O Dr. Karol Estreicher veio para Cracóvia com obras de arte roubadas pelos alemães durante a Segunda Guerra Mundial.

Em 1998, a Federação Russa adotou a lei “Sobre os bens culturais transferidos para a URSS em resultado da Segunda Guerra Mundial e localizados no território da Federação Russa”. De acordo com os seus artigos, os bens culturais da Alemanha e dos seus aliados que foram parar ao território da Rússia Soviética nessa altura são propriedade da Federação Russa e constituem uma compensação parcial pelos danos causados aos bens culturais russos pela Alemanha e pelos seus aliados durante a guerra. De facto, tratou-se de um confisco legalizado de bens culturais alheios.

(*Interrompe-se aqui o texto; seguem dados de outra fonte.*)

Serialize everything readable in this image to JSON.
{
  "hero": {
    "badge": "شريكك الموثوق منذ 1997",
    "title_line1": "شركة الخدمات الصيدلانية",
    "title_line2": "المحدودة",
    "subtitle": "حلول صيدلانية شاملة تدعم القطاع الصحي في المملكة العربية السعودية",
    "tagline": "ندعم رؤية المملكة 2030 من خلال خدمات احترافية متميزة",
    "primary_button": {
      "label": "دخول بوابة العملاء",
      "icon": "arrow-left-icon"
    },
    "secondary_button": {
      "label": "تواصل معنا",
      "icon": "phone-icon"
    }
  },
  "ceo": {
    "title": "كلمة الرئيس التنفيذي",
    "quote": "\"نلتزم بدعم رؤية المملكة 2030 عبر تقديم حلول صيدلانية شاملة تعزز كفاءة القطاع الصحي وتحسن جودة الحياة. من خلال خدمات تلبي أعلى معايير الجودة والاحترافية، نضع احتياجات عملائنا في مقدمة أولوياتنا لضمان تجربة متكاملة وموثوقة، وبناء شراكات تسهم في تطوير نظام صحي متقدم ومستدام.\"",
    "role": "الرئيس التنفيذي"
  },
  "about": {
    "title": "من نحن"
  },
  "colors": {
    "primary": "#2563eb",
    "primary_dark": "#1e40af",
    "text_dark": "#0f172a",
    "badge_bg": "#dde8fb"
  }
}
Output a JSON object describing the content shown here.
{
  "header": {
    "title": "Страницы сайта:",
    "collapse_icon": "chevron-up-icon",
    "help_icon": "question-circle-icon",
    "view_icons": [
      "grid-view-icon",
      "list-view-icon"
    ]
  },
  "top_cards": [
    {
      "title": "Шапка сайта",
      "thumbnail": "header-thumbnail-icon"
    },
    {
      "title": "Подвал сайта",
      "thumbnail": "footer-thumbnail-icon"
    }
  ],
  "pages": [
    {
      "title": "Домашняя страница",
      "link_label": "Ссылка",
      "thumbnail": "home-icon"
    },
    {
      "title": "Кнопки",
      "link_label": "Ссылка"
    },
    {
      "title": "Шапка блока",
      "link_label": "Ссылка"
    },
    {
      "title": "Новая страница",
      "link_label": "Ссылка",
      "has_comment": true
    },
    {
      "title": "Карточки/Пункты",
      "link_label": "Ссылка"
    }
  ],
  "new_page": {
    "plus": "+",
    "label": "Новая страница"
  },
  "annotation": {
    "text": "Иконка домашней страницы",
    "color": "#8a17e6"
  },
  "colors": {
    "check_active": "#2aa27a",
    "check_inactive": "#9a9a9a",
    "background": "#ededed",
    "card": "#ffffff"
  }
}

A decisão da Rússia de garantir o direito da propriedade de bens culturais roubados, mais de cinquenta anos após o fim da Segunda Guerra Mundial, tem sido objeto de uma série de críticas. A Alemanha e outros países tentaram regressar ao processo de restituição das suas relíquias, e as suas tentativas tiveram algum sucesso. No âmbito de acordos bilaterais, a Rússia entregou à Alemanha mais de uma centena de vitrais antigos da Igreja de Santa Maria, de que as autoridades soviéticas se apropriaram depois da guerra e que enviaram para o Hermitage. Além disso, em 2006, a Federação Russa aprovou uma lei sobre a devolução à Hungria da famosa biblioteca do Colégio Reformado Sharoszpatak da Igreja Reformada Húngara (uma das mais antigas instituições de ensino da Hungria). Os austríacos também conseguiram a devolução de bens culturais. Em março de 2013, a Duma da Federação Russa ratificou um acordo sobre a devolução de Moscovo da coleção de livros da antiga biblioteca dos príncipes austro-húngaros de Esterházy que incluía quase mil publicações únicas dos séculos XV e XVIII. Os militares soviéticos levaram-na para a URSS em 1945.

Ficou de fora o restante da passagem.